Writing Like Jazz: Revising with the Energy Meter

Like a good jazz player, we allow the writing to move us in the direction it needs to go. We focus only on this sentence, this clause, this phrase.

Writing Like Jazz: Revising with the Energy Meter

In his most recent work, A Swim in a Pond in the Rain, short story maestro George Saunders offers up a really cool method of revision. After his commentary on Ivan Turgenev’s “The Singers”—a deeply flawed, yet deeply compelling short story—Saunders gives his readers a window into his process. For Saunders, writing isn’t about drafting; it’s almost totally about revision. He skips over the first draft, not even mentioning how it comes into being. The first draft appears to be little more than an afterthought as Saunders wants to get straight to the issue of revision.

Here’s what he says about that revision:

I imagine a meter in my forehead, with a P on this side (“Positive”) and an N on that side (“Negative”). I try to read what I’ve written the way a first-time reader might…. Where’s the needle? If it drops into the N zone, admit it. And then, instantaneously, a fix might present itself—a cut, a rearrangement, an addition. There’s not an intellectual or analytical component to this; it’s more of an impulse…in that moment. (Saunders, A Swim in a Pond in the Rain, 111)

Saunders makes his alterations on the fly, knowing they may have ripple effects, knowing he’s going to knock down a domino by changing this sentence. The next sentence will need to be revised, and the next, and the one after that, too.
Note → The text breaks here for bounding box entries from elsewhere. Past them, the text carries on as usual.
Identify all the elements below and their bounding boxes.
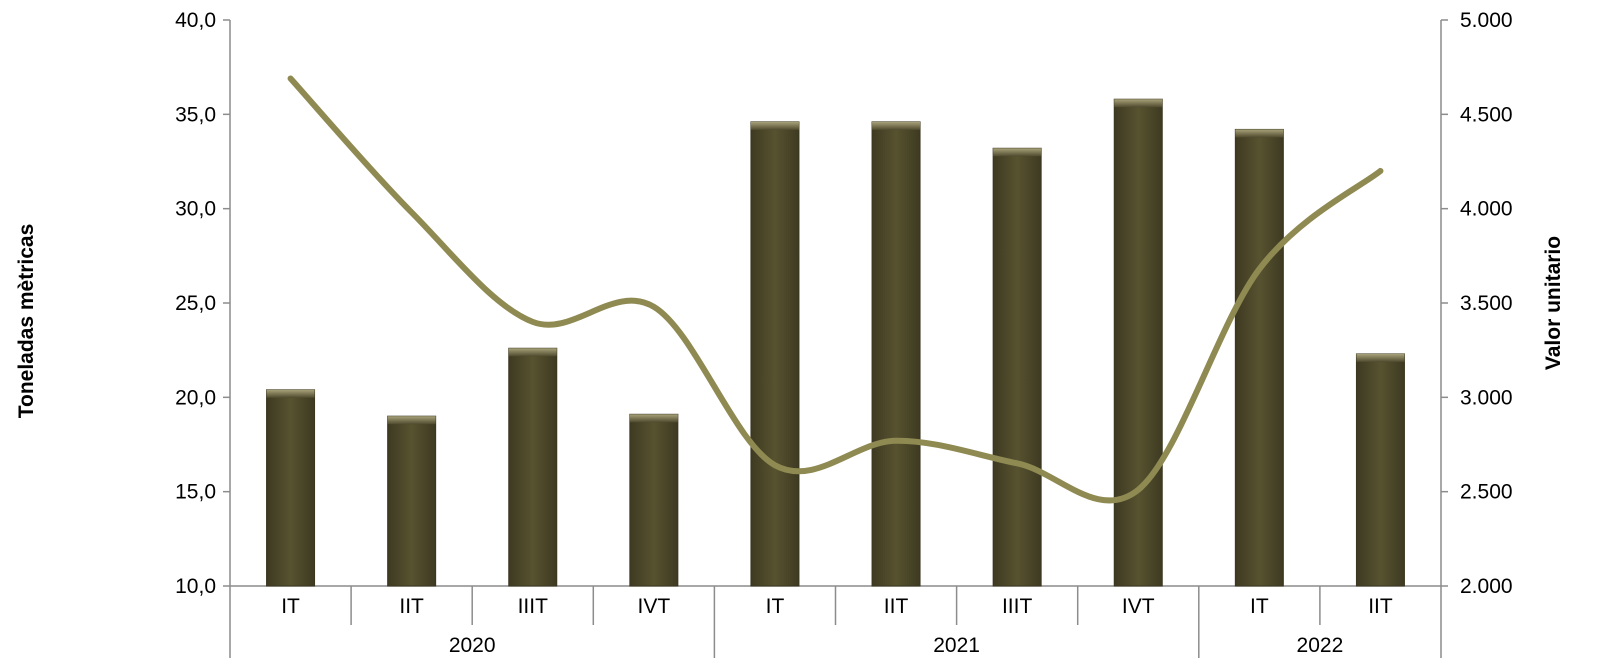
year-label: 2021: [933, 634, 980, 657]
y2-tick-label: 4.000: [1460, 198, 1513, 221]
x-tick-label: IIT: [399, 595, 424, 618]
bar-body: [992, 147, 1042, 587]
bar: [266, 389, 316, 587]
y-tick-label: 35,0: [175, 103, 216, 126]
bar-cap: [1356, 353, 1405, 362]
y-tick-label: 25,0: [175, 292, 216, 315]
y-tick-label: 20,0: [175, 386, 216, 409]
value-line: [287, 75, 1384, 504]
line-series: [287, 75, 1384, 504]
bar-cap: [993, 148, 1042, 157]
x-tick-label: IVT: [1122, 595, 1155, 618]
bar-body: [508, 347, 558, 587]
bar: [1113, 98, 1163, 587]
bar-cap: [750, 121, 799, 130]
x-tick-label: IIT: [1368, 595, 1393, 618]
year-label: 2022: [1297, 634, 1344, 657]
y2-tick-label: 5.000: [1460, 9, 1513, 32]
x-tick-label: IT: [1250, 595, 1269, 618]
bar: [871, 121, 921, 587]
year-label: 2020: [449, 634, 496, 657]
bar: [992, 147, 1042, 587]
bar-body: [1113, 98, 1163, 587]
y2-tick-label: 2.000: [1460, 575, 1513, 598]
y2-tick-label: 3.500: [1460, 292, 1513, 315]
y-tick-label: 40,0: [175, 9, 216, 32]
x-tick-label: IVT: [638, 595, 671, 618]
tick-labels: 10,0 15,0 20,0 25,0 30,0 35,0 40,0 2.000 2.500 3.…: [175, 9, 1512, 657]
y-axis-title: Toneladas mètricas: [15, 224, 38, 419]
bar-body: [629, 413, 679, 587]
bar-body: [266, 389, 316, 587]
bar: [750, 121, 800, 587]
bar-cap: [266, 389, 315, 398]
bar-body: [1355, 353, 1405, 587]
bar: [629, 413, 679, 587]
bar: [387, 415, 437, 587]
bar-cap: [1235, 129, 1284, 138]
bar-cap: [872, 121, 921, 130]
bar: [1355, 353, 1405, 587]
bar-body: [387, 415, 437, 587]
bar: [1234, 128, 1284, 587]
y-tick-label: 15,0: [175, 481, 216, 504]
x-tick-label: IIIT: [518, 595, 549, 618]
y2-tick-label: 2.500: [1460, 481, 1513, 504]
bar-cap: [387, 416, 436, 425]
x-tick-label: IT: [766, 595, 785, 618]
bar-body: [750, 121, 800, 587]
x-tick-label: IIT: [884, 595, 909, 618]
x-tick-label: IT: [281, 595, 300, 618]
x-tick-label: IIIT: [1002, 595, 1033, 618]
y2-axis-title: Valor unitario: [1542, 236, 1565, 370]
y2-tick-label: 4.500: [1460, 103, 1513, 126]
bar-body: [871, 121, 921, 587]
bar-body: [1234, 128, 1284, 587]
bar-cap: [629, 414, 678, 423]
bar-cap: [1114, 99, 1163, 108]
y-tick-label: 10,0: [175, 575, 216, 598]
bar-cap: [508, 348, 557, 357]
bar: [508, 347, 558, 587]
y-tick-label: 30,0: [175, 198, 216, 221]
y2-tick-label: 3.000: [1460, 386, 1513, 409]
bar-series: [266, 98, 1405, 587]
That’s okay. Each revised sentence takes the work in a slightly new direction, leads it closer and closer toward its final destination.

Moreover, this method of revision is rooted in instinctive, incremental changes. Each revision is brought about not by some analysis. Instead, it's a largely right-brained exercise; it’s done based on feel. Thus, the artist, rather than the technician, emerges.

Given Saunders background as an engineer, this is kind of a marvelous feat that he’s made here. He’s willing to trust his instinct, believing that art comes not from careful planning and execution but from the gut.

He’s right, I think. The more we can get out of our heads while writing, the more we can get into the zone—I’m reminded here of those marvelous scenes in Pixar’s Soul in which Joe loses himself in the music—the more we get in touch with what the work intended itself to be.

In Pixar's Soul, Joe Gardner plays piano "in the zone."

Writing becomes an act of improvisation. Like a good jazz player, we allow the writing to move us in the direction it needs to go. We forget about the intended target and think only about how this sentence, this clause, this phrase, this word might be improved.

Try it out. Choose a piece you’ve written, preferably an older piece that’s gone fallow for a few days, weeks, months, or even years. Copy it into new document or sheet and read it with the energy meter in the front of your brain. Ask yourself:

  • Where does the piece start to flag?
  • Where does the writing feel a little lifeless?
  • Where does the energy dip into the blah/negative side of the meter?

As you read, tweak those lifeless chunks, sentence by sentence, to see how the incremental changes ripple out, changing the piece as a whole, and bringing it more into alignment with what it was always meant to be.